Council: Budget clean, lean and tight

Still, officials say they'd like more input from residents on what they're willing to spend on services - and what they'll sacrifice.

Published August 25, 2006

CLEARWATER - Six hours of budget discussions over two days yielded a mere $8,000 in cuts to the city's almost $400-million proposed spending plan.

A majority of the City Council on Thursday morning - despite some previous requests from the public to reduce spending - said they're happy with the proposed budget, often describing it as clean, lean and tight. They said it was based on the "visioning process" city officials conducted through nine meetings with the public last year.
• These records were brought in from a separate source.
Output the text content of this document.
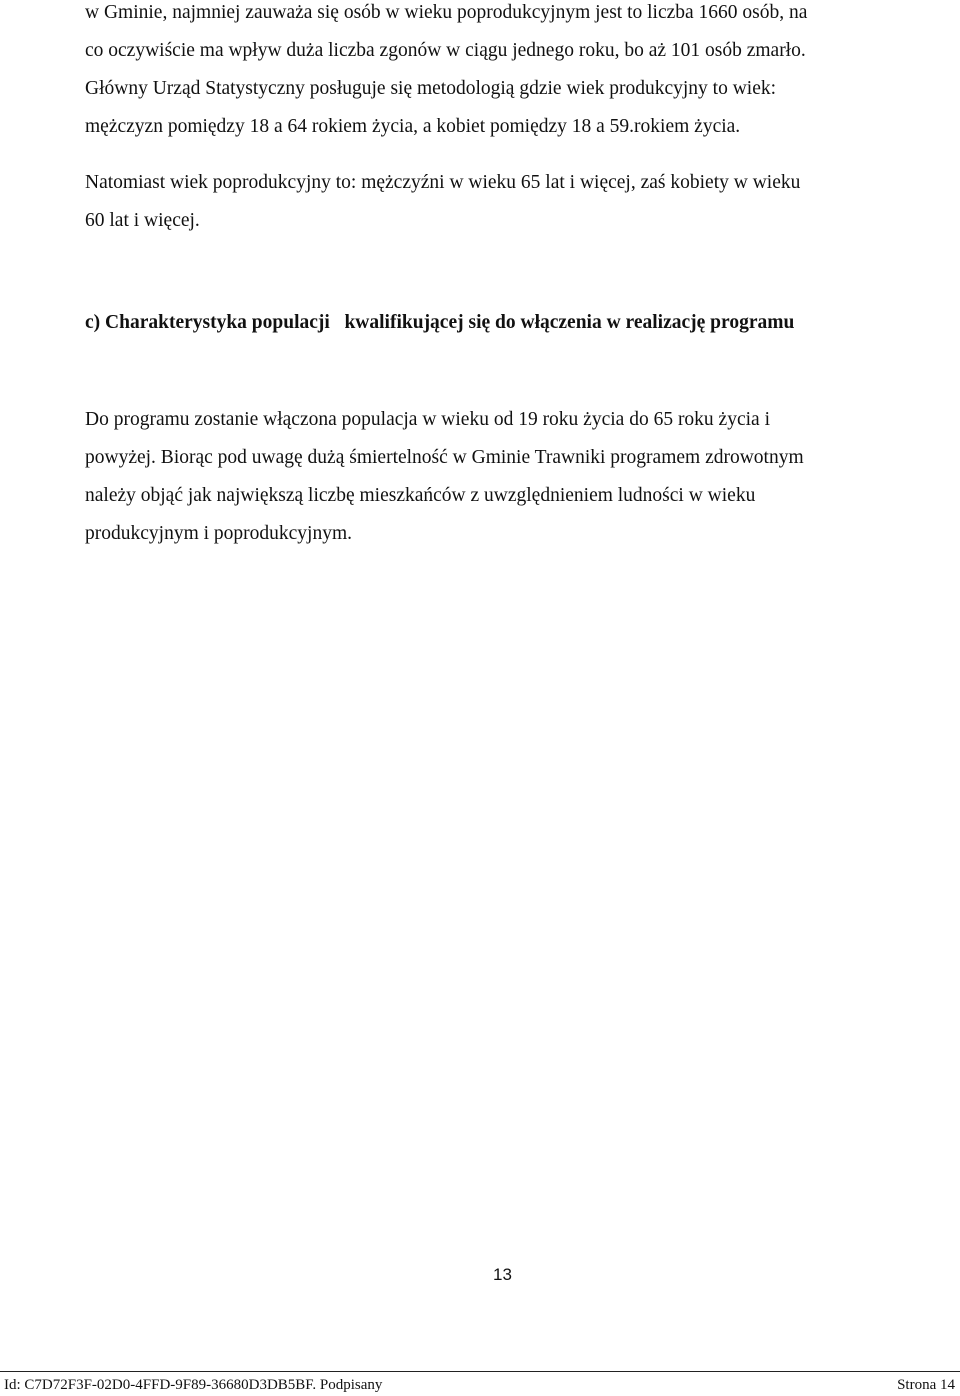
w Gminie, najmniej zauważa się osób w wieku poprodukcyjnym jest to liczba 1660 osób, na
co oczywiście ma wpływ duża liczba zgonów w ciągu jednego roku, bo aż 101 osób zmarło.
Główny Urząd Statystyczny posługuje się metodologią gdzie wiek produkcyjny to wiek:
mężczyzn pomiędzy 18 a 64 rokiem życia, a kobiet pomiędzy 18 a 59.rokiem życia.
Natomiast wiek poprodukcyjny to: mężczyźni w wieku 65 lat i więcej, zaś kobiety w wieku
60 lat i więcej.
c) Charakterystyka populacji   kwalifikującej się do włączenia w realizację programu
Do programu zostanie włączona populacja w wieku od 19 roku życia do 65 roku życia i
powyżej. Biorąc pod uwagę dużą śmiertelność w Gminie Trawniki programem zdrowotnym
należy objąć jak największą liczbę mieszkańców z uwzględnieniem ludności w wieku
produkcyjnym i poprodukcyjnym.
13
Id: C7D72F3F-02D0-4FFD-9F89-36680D3DB5BF. Podpisany	Strona 14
But, they said, they'd like to hold more community meetings before the end of the year to discuss just how much residents are willing to spend on services and what they're ready to sacrifice.

Mayor Frank Hibbard said the meetings last year focused more on the services and what residents wanted, rather than what impact those services would have on the budget.

"We can provide anything the citizens desire, but it costs money and it's their money," Hibbard said.

In the meantime, the proposed budget for upcoming Fiscal Year 2006-07, which begins Oct. 1, didn't change drastically Thursday and isn't expected to when the council holds final hearings next month.

The council removed $28,000 in extra funding for the Jolley Trolley operation and transferred $20,000 of it to the Florida Orchestra.

The other levels of city services, a majority of the council agreed, will stay the same. Council members said "hundreds of people" attended the meeting last year to discuss the city's future and less than 20 attended Monday night's two-hour meeting to discuss public spending.

They said before Monday, very few residents complained about the budget.

"I think you'll see that (Clearwater residents) want to live in a special place, but being in a special place - you'll have to pay a little more money," council member John Doran said.

Council members also questioned just where, and whether, they would make any cuts.

Council member Carlen Petersen predicted city leaders would have a tough time finding a consensus among the public because residents "are perfectly willing to cut someone else's services but not theirs."

The city this year predicts an additional $12- million in expenditures because of rising fuel, utility and insurance costs, and an increase in pension contributions, but Clearwater will offset it through $12- million in extra taxes and fee revenue.

The overall proposed budget, which includes self-supported enterprise funds such as solid waste, water and sewer, recycling and parking, is $399-million. The general fund, which covers much of the day-to-day operations for the city's departments, is $123.6 million.